🧠 DNLP SS25 — Gradient Descenders

A comprehensive study of NLP tasks using BERT and BART — sentiment analysis, paraphrase detection, and controlled text generation.

📖 Overview · ⚙️ Setup · 🔬 Methodology · 📊 Results · 👥 Team

📌 Project Info

Field	Details
🏷️ Group Code	06
👩‍🏫 Tutor	Corinna Wegner
👥 Members	Khalid Tariq · Shakhzod Bakhodirov · Alina Amanbayeva

🗺️ Overview

This project explores five core NLP tasks through fine-tuning of BERT and BART foundation models.
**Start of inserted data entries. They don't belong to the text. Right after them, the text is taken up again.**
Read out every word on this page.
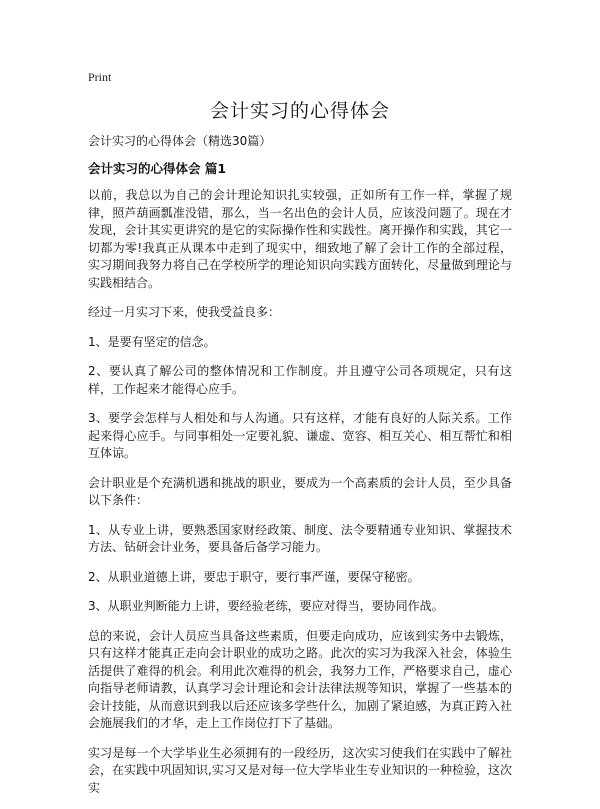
Print
会计实习的心得体会

会计实习的心得体会（精选30篇）

会计实习的心得体会 篇1

以前，我总以为自己的会计理论知识扎实较强，正如所有工作一样，掌握了规律，照芦葫画瓢准没错，那么，当一名出色的会计人员，应该没问题了。现在才发现，会计其实更讲究的是它的实际操作性和实践性。离开操作和实践，其它一切都为零!我真正从课本中走到了现实中，细致地了解了会计工作的全部过程，实习期间我努力将自己在学校所学的理论知识向实践方面转化，尽量做到理论与实践相结合。

经过一月实习下来，使我受益良多：

1、是要有坚定的信念。

2、要认真了解公司的整体情况和工作制度。并且遵守公司各项规定，只有这样，工作起来才能得心应手。

3、要学会怎样与人相处和与人沟通。只有这样，才能有良好的人际关系。工作起来得心应手。与同事相处一定要礼貌、谦虚、宽容、相互关心、相互帮忙和相互体谅。

会计职业是个充满机遇和挑战的职业，要成为一个高素质的会计人员，至少具备以下条件：

1、从专业上讲，要熟悉国家财经政策、制度、法令要精通专业知识、掌握技术方法、钻研会计业务，要具备后备学习能力。

2、从职业道德上讲，要忠于职守，要行事严谨，要保守秘密。

3、从职业判断能力上讲，要经验老练，要应对得当，要协同作战。

总的来说，会计人员应当具备这些素质，但要走向成功，应该到实务中去锻炼，只有这样才能真正走向会计职业的成功之路。此次的实习为我深入社会，体验生活提供了难得的机会。利用此次难得的机会，我努力工作，严格要求自己，虚心向指导老师请教，认真学习会计理论和会计法律法规等知识，掌握了一些基本的会计技能，从而意识到我以后还应该多学些什么，加剧了紧迫感，为真正跨入社会施展我们的才华，走上工作岗位打下了基础。

实习是每一个大学毕业生必须拥有的一段经历，这次实习使我们在实践中了解社会，在实践中巩固知识,实习又是对每一位大学毕业生专业知识的一种检验，这次实
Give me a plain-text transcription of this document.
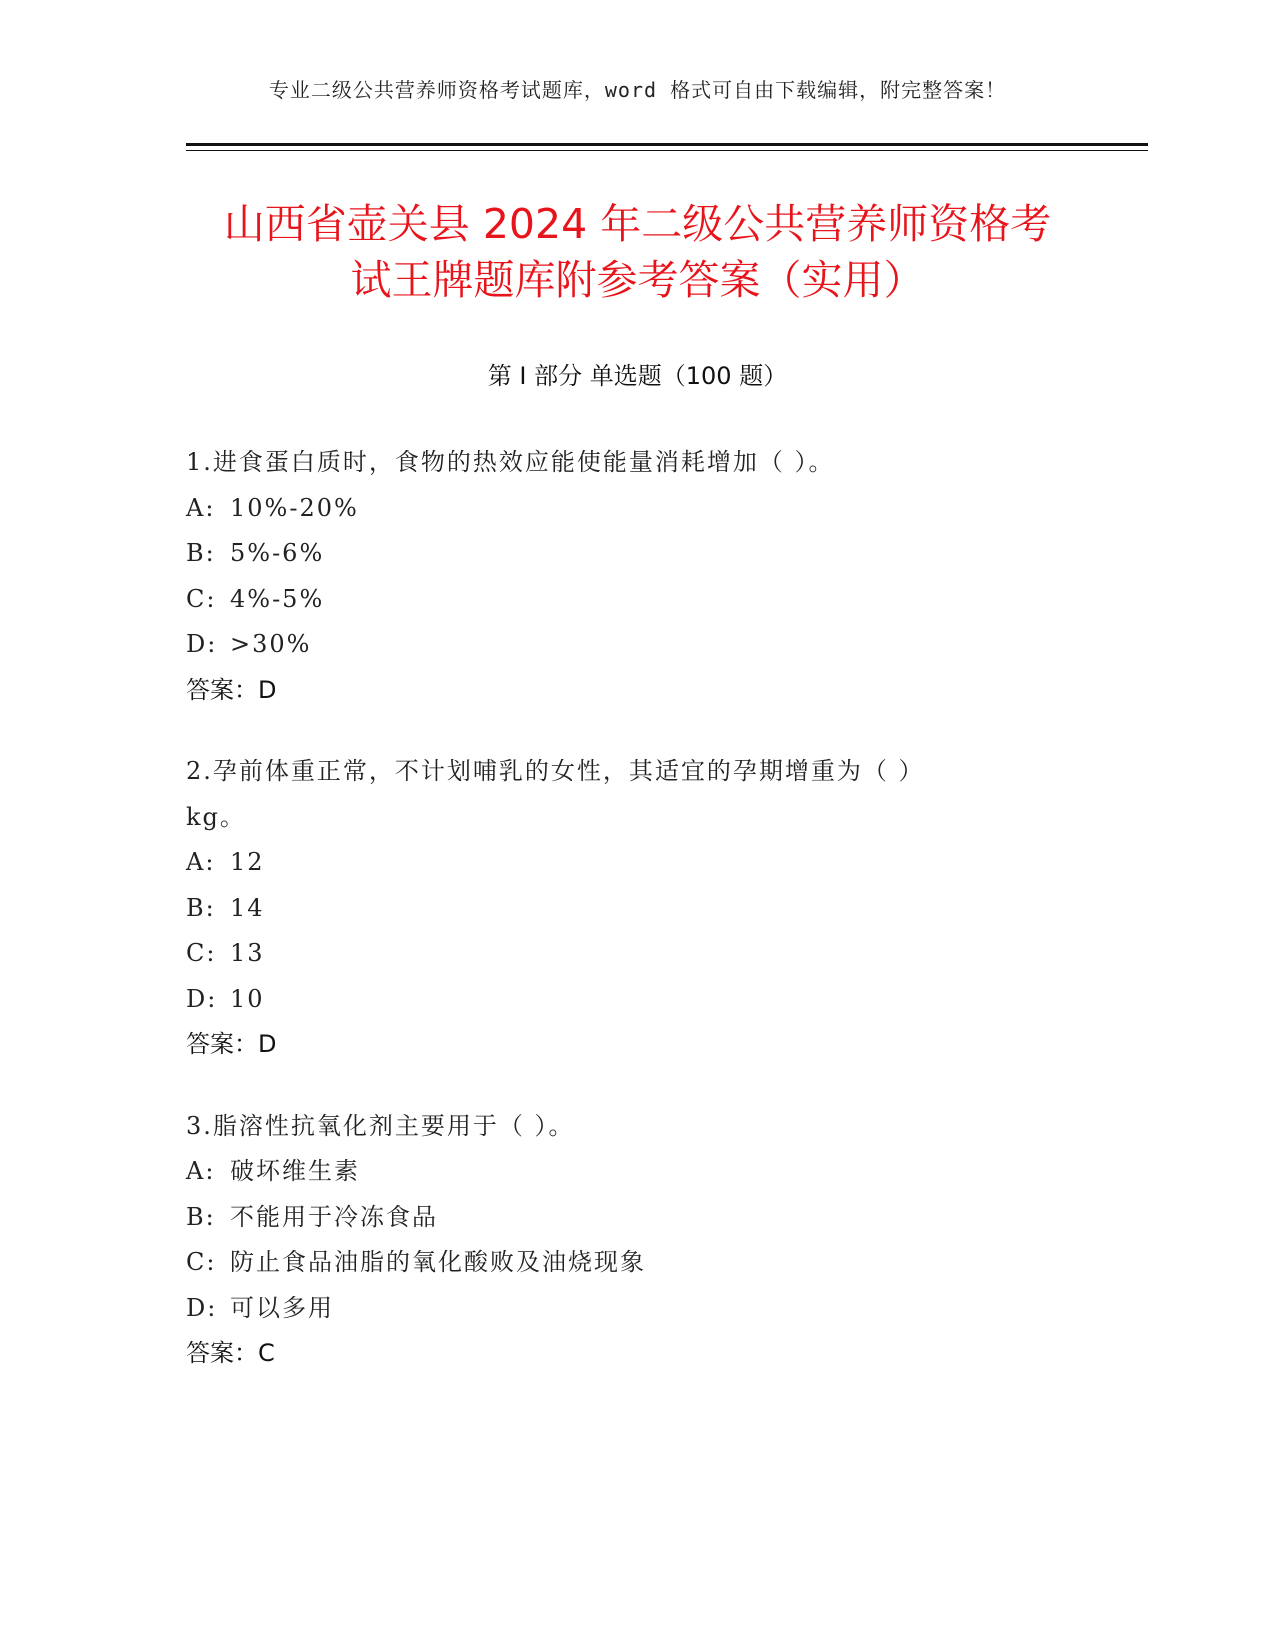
专业二级公共营养师资格考试题库，word 格式可自由下载编辑，附完整答案！
山西省壶关县 2024 年二级公共营养师资格考
试王牌题库附参考答案（实用）
第 I 部分 单选题（100 题）
1.进食蛋白质时，食物的热效应能使能量消耗增加（ ）。
A: 10%-20%
B: 5%-6%
C: 4%-5%
D: >30%
答案：D
2.孕前体重正常，不计划哺乳的女性，其适宜的孕期增重为（ ）
kg。
A: 12
B: 14
C: 13
D: 10
答案：D
3.脂溶性抗氧化剂主要用于（ ）。
A: 破坏维生素
B: 不能用于冷冻食品
C: 防止食品油脂的氧化酸败及油烧现象
D: 可以多用
答案：C
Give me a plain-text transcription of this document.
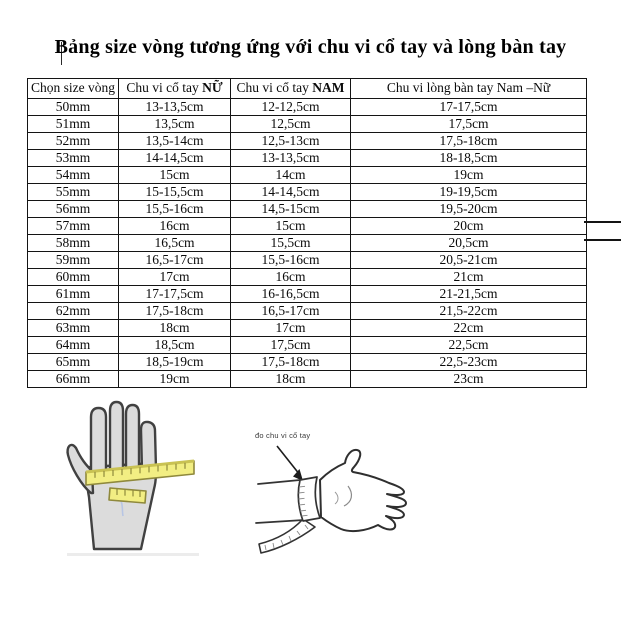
Bảng size vòng tương ứng với chu vi cổ tay và lòng bàn tay
Chọn size vòng	Chu vi cổ tay NỮ	Chu vi cổ tay NAM	Chu vi lòng bàn tay Nam –Nữ
50mm	13-13,5cm	12-12,5cm	17-17,5cm
51mm	13,5cm	12,5cm	17,5cm
52mm	13,5-14cm	12,5-13cm	17,5-18cm
53mm	14-14,5cm	13-13,5cm	18-18,5cm
54mm	15cm	14cm	19cm
55mm	15-15,5cm	14-14,5cm	19-19,5cm
56mm	15,5-16cm	14,5-15cm	19,5-20cm
57mm	16cm	15cm	20cm
58mm	16,5cm	15,5cm	20,5cm
59mm	16,5-17cm	15,5-16cm	20,5-21cm
60mm	17cm	16cm	21cm
61mm	17-17,5cm	16-16,5cm	21-21,5cm
62mm	17,5-18cm	16,5-17cm	21,5-22cm
63mm	18cm	17cm	22cm
64mm	18,5cm	17,5cm	22,5cm
65mm	18,5-19cm	17,5-18cm	22,5-23cm
66mm	19cm	18cm	23cm
đo chu vi cổ tay
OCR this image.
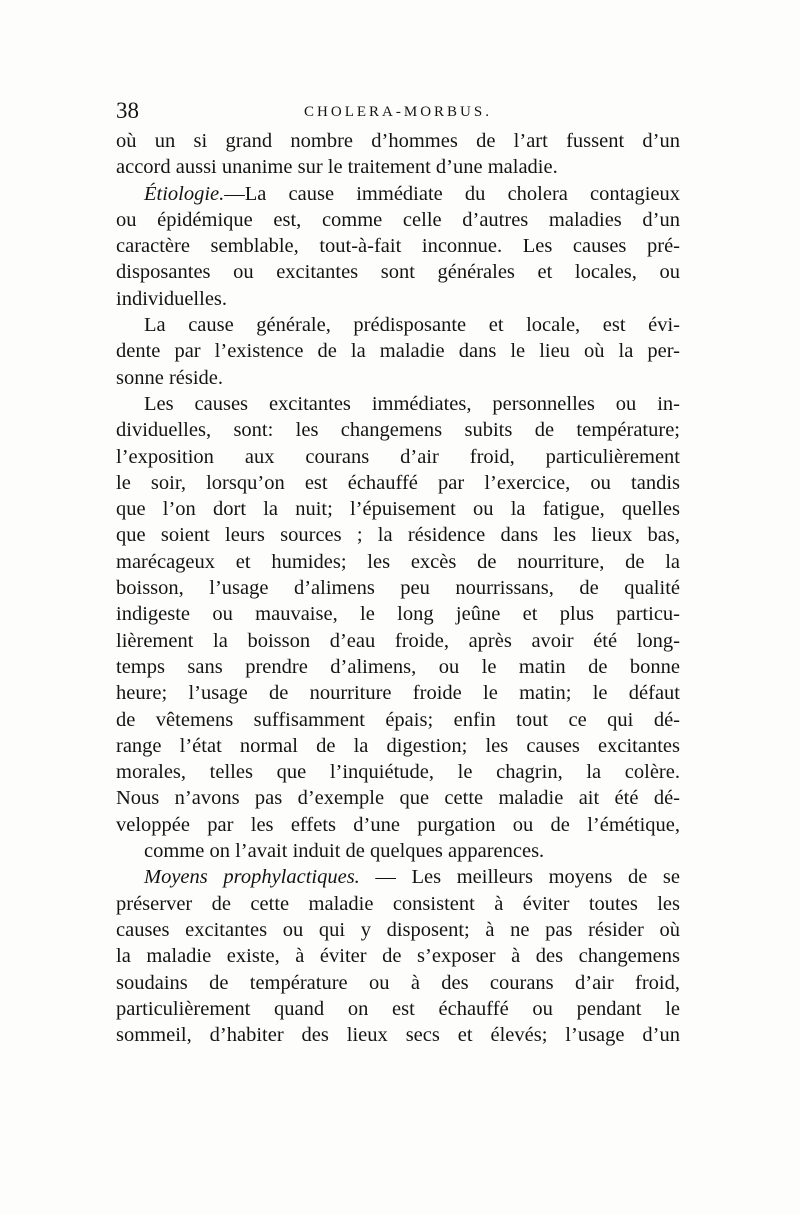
38	CHOLERA-MORBUS.
où un si grand nombre d’hommes de l’art fussent d’un
accord aussi unanime sur le traitement d’une maladie.
Étiologie.—La cause immédiate du cholera contagieux
ou épidémique est, comme celle d’autres maladies d’un
caractère semblable, tout-à-fait inconnue. Les causes pré-
disposantes ou excitantes sont générales et locales, ou
individuelles.
La cause générale, prédisposante et locale, est évi-
dente par l’existence de la maladie dans le lieu où la per-
sonne réside.
Les causes excitantes immédiates, personnelles ou in-
dividuelles, sont: les changemens subits de température;
l’exposition aux courans d’air froid, particulièrement
le soir, lorsqu’on est échauffé par l’exercice, ou tandis
que l’on dort la nuit; l’épuisement ou la fatigue, quelles
que soient leurs sources ; la résidence dans les lieux bas,
marécageux et humides; les excès de nourriture, de la
boisson, l’usage d’alimens peu nourrissans, de qualité
indigeste ou mauvaise, le long jeûne et plus particu-
lièrement la boisson d’eau froide, après avoir été long-
temps sans prendre d’alimens, ou le matin de bonne
heure; l’usage de nourriture froide le matin; le défaut
de vêtemens suffisamment épais; enfin tout ce qui dé-
range l’état normal de la digestion; les causes excitantes
morales, telles que l’inquiétude, le chagrin, la colère.
Nous n’avons pas d’exemple que cette maladie ait été dé-
veloppée par les effets d’une purgation ou de l’émétique,
comme on l’avait induit de quelques apparences.
Moyens prophylactiques. — Les meilleurs moyens de se
préserver de cette maladie consistent à éviter toutes les
causes excitantes ou qui y disposent; à ne pas résider où
la maladie existe, à éviter de s’exposer à des changemens
soudains de température ou à des courans d’air froid,
particulièrement quand on est échauffé ou pendant le
sommeil, d’habiter des lieux secs et élevés; l’usage d’un
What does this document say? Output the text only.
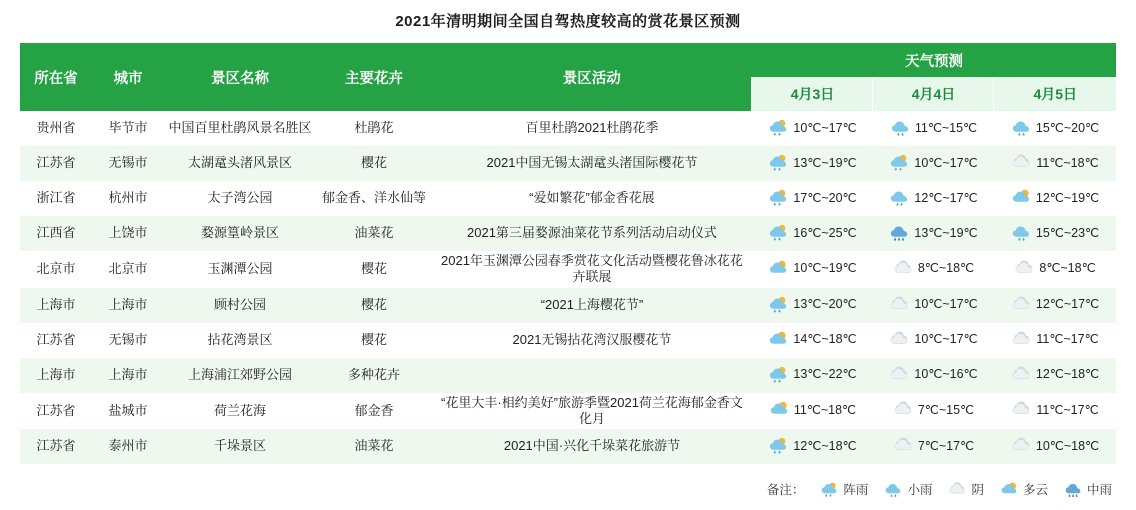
2021年清明期间全国自驾热度较高的赏花景区预测
所在省	城市	景区名称	主要花卉	景区活动	天气预测		
					4月3日	4月4日	4月5日
贵州省	毕节市	中国百里杜鹃风景名胜区	杜鹃花	百里杜鹃2021杜鹃花季	10℃~17℃	11℃~15℃	15℃~20℃
江苏省	无锡市	太湖鼋头渚风景区	樱花	2021中国无锡太湖鼋头渚国际樱花节	13℃~19℃	10℃~17℃	11℃~18℃
浙江省	杭州市	太子湾公园	郁金香、洋水仙等	“爱如繁花”郁金香花展	17℃~20℃	12℃~17℃	12℃~19℃
江西省	上饶市	婺源篁岭景区	油菜花	2021第三届婺源油菜花节系列活动启动仪式	16℃~25℃	13℃~19℃	15℃~23℃
北京市	北京市	玉渊潭公园	樱花	2021年玉渊潭公园春季赏花文化活动暨樱花鲁冰花花卉联展	10℃~19℃	8℃~18℃	8℃~18℃
上海市	上海市	顾村公园	樱花	“2021上海樱花节”	13℃~20℃	10℃~17℃	12℃~17℃
江苏省	无锡市	拈花湾景区	樱花	2021无锡拈花湾汉服樱花节	14℃~18℃	10℃~17℃	11℃~17℃
上海市	上海市	上海浦江郊野公园	多种花卉		13℃~22℃	10℃~16℃	12℃~18℃
江苏省	盐城市	荷兰花海	郁金香	“花里大丰·相约美好”旅游季暨2021荷兰花海郁金香文化月	11℃~18℃	7℃~15℃	11℃~17℃
江苏省	泰州市	千垛景区	油菜花	2021中国·兴化千垛菜花旅游节	12℃~18℃	7℃~17℃	10℃~18℃
备注：	阵雨	小雨	阴	多云	中雨
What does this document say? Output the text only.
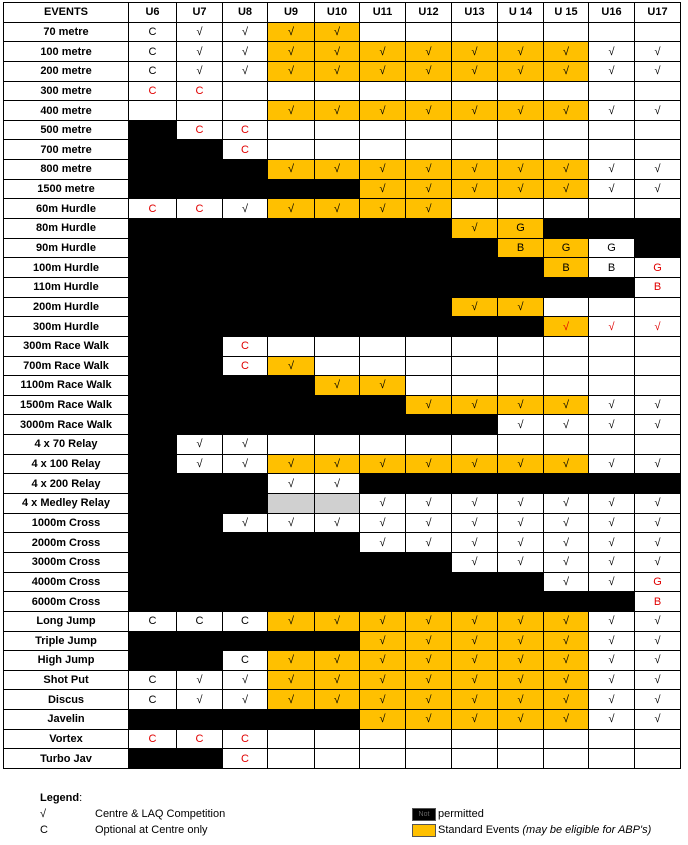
EVENTS	U6	U7	U8	U9	U10	U11	U12	U13	U 14	U 15	U16	U17
70 metre	C	√	√	√	√							
100 metre	C	√	√	√	√	√	√	√	√	√	√	√
200 metre	C	√	√	√	√	√	√	√	√	√	√	√
300 metre	C	C										
400 metre				√	√	√	√	√	√	√	√	√
500 metre		C	C									
700 metre			C									
800 metre				√	√	√	√	√	√	√	√	√
1500 metre						√	√	√	√	√	√	√
60m Hurdle	C	C	√	√	√	√	√					
80m Hurdle								√	G			
90m Hurdle									B	G	G	
100m Hurdle										B	B	G
110m Hurdle												B
200m Hurdle								√	√			
300m Hurdle										√	√	√
300m Race Walk			C									
700m Race Walk			C	√								
1100m Race Walk					√	√						
1500m Race Walk							√	√	√	√	√	√
3000m Race Walk									√	√	√	√
4 x 70 Relay		√	√									
4 x 100 Relay		√	√	√	√	√	√	√	√	√	√	√
4 x 200 Relay				√	√							
4 x Medley Relay						√	√	√	√	√	√	√
1000m Cross			√	√	√	√	√	√	√	√	√	√
2000m Cross						√	√	√	√	√	√	√
3000m Cross								√	√	√	√	√
4000m Cross										√	√	G
6000m Cross												B
Long Jump	C	C	C	√	√	√	√	√	√	√	√	√
Triple Jump						√	√	√	√	√	√	√
High Jump			C	√	√	√	√	√	√	√	√	√
Shot Put	C	√	√	√	√	√	√	√	√	√	√	√
Discus	C	√	√	√	√	√	√	√	√	√	√	√
Javelin						√	√	√	√	√	√	√
Vortex	C	C	C									
Turbo Jav			C									
Legend:
√	Centre & LAQ Competition
C	Optional at Centre only
Not permitted
Standard Events (may be eligible for ABP's)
Our work goes beyond standard baselines by introducing advanced loss functions, architectural improvements, and training strategies:

Task	Model	Key Innovation
Semantic Textual Similarity (STS)	BERT	Siamese network + Triplet Loss
Sentiment Analysis (SST)	BERT	CLS + Mean Pooling + LayerNorm
Paraphrase Detection (QQP)	BERT	Focal Loss + Adversarial Training (FGM)
Paraphrase Type Detection (PTD)	BART	Custom Head + Weighted Sampling
Paraphrase Type Generation (PTG)	BART	Multi-Objective Loss + Bayesian Optimization

⚙️ Setup Instructions

1. Clone the Repository

git clone https://github.com/WeskerPRO/NLP_Project.git
cd NLP_Project

2. Install Dependencies

Option A — Automatic (recommended):

bash setup.sh

Option B — Manual (conda):

conda create -n dnlp python=3.10 -y
conda activate dnlp
conda install pytorch==2.2.0 torchvision==0.17.0 torchaudio==2.2.0 pytorch-cuda=12.1 -c pytorch -c nvidia
conda install -y tqdm requests scikit-learn numpy pandas matplotlib seaborn scipy -c conda-forge
conda install -y protobuf transformers tokenizers pyarrow=20.0.0 spacy -c conda-forge
conda install -y sentence-transformers=5.0.0 -c conda-forge
pip install explainaboard-client==0.1.4 sacrebleu==2.5.1 optuna==3.6.0 importlib_metadata

3. Train BERT (Multitask)

python multitask_classifier.py --option finetune --task=[sst, sts, qqp, etpc] --epochs=15 --use_gpu

4. Train BART

# Paraphrase Type Generation
python bart_generation.py --use_gpu

# Paraphrase Type Detection
python bart_detection.py --use_gpu

# Optional: T5 model
python bart_generation.py --model=T5 --use_gpu

🔬 Methodology

1. 📐 Semantic Textual Similarity (STS)

A Siamese network architecture maps sentence pairs into a shared embedding space using a single weight-shared model.

Key techniques:

Triplet Loss with Hard Negative Mining — pulls similar embeddings together, pushes dissimilar ones apart. Hard negatives are mined within each batch for maximum discrimination.
MSE Regression Loss — directly optimizes prediction of the ground-truth similarity score in the [0, 5] range.
Hybrid Loss: $L = \alpha \cdot L_{\text{triplet}} + (1 - \alpha) \cdot L_{\text{regression}}$, with optimal $\alpha = 0.8$.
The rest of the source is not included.